THE LACK OF National Guard troops because of the war in Iraq; the Bush administration's failure to protect coastal wetlands; the reorganization of the Federal Emergency Management Agency: All have been blamed, somewhat arbitrarily, for the stunning scenes of chaos at the New Orleans Superdome and convention center, for the unprecedented floodwaters in the city, and for the huge numbers of people without food or water. But if blame is to be laid and lessons are to be drawn, one point stands out as irrefutable: Emergency planners must focus much more on the fate of that part of the population that -- for reasons of poverty, infirmity, distrust of officialdom, lack of transportation or lack of information -- cannot be counted on to leave their homes after an evacuation order.
Tragically, authorities in New Orleans were aware of this problem. Certainly the numbers were known. Shirley Laska, an environmental and disaster sociologist at the University of New Orleans, had only recently calculated that some 57,000 New Orleans Parish households, or approximately 125,000 people, did not have access to cars or other private transportation. In the months before the storm, the city's emergency planners did debate the challenges posed by these numbers, which are much higher than in other hurricane-prone parts of the country, such as Florida. Because a rapid organization of so many buses would have been impractical, the city's emergency managers considered the use of trains and cruise ships. The New Orleans charity Operation Brother's Keeper had tried to get church congregations to match up car-owners with the carless, and it had produced a DVD on the subject of hurricane evacuations that was to be distributed later this month. Unfortunately, none of these plans was advanced enough to have had much impact last week.

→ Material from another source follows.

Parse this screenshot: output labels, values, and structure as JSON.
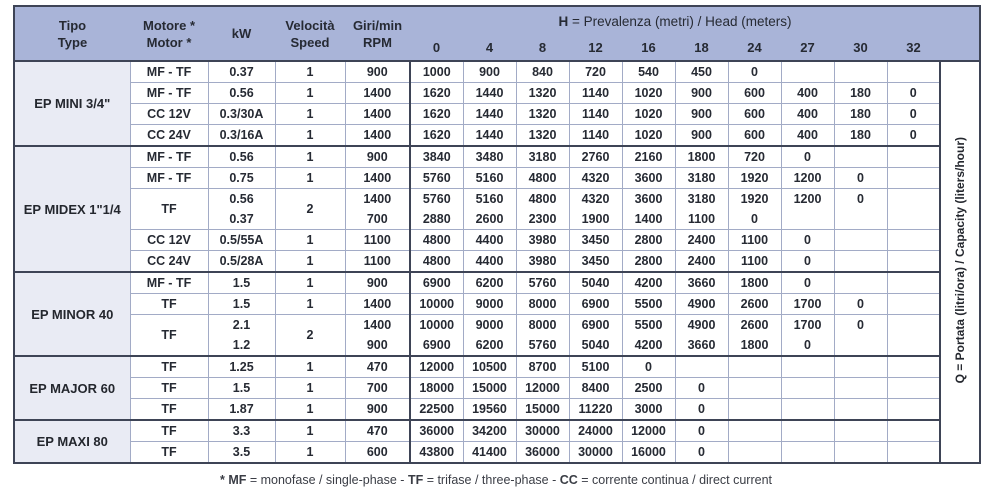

Instead the city decided to use the Superdome as a "shelter of last resort." Following that decision, a major mistake was made: Not enough food, water or portable toilets were made available to accommodate the enormous number of people who turned up. No one in the federal, state or city governments appears to have been prepared for the possibility that thousands would be forced to stay there nearly a week. With some forethought, the National Guard troops who arrived Friday could have been en route before, or even immediately after, the storm. Five days was too long to tell people to wait without supplies.
The question now is whether other major U.S. cities have focused on their immobile and impoverished residents to the degree that they should. Much of the emergency preparedness literature that has appeared on the Internet and elsewhere has focused on driving, on evacuation routes and on portable supplies. The events in New Orleans should force homeland security officials across the country to understand that this is not enough: Some thought must also be given to the fate of people who cannot or will not leave. The National Guard and FEMA should anticipate that some will remain behind, and food and water should be set aside for them. If fingers are to be pointed in the wake of this tragedy, this is one direction to point them.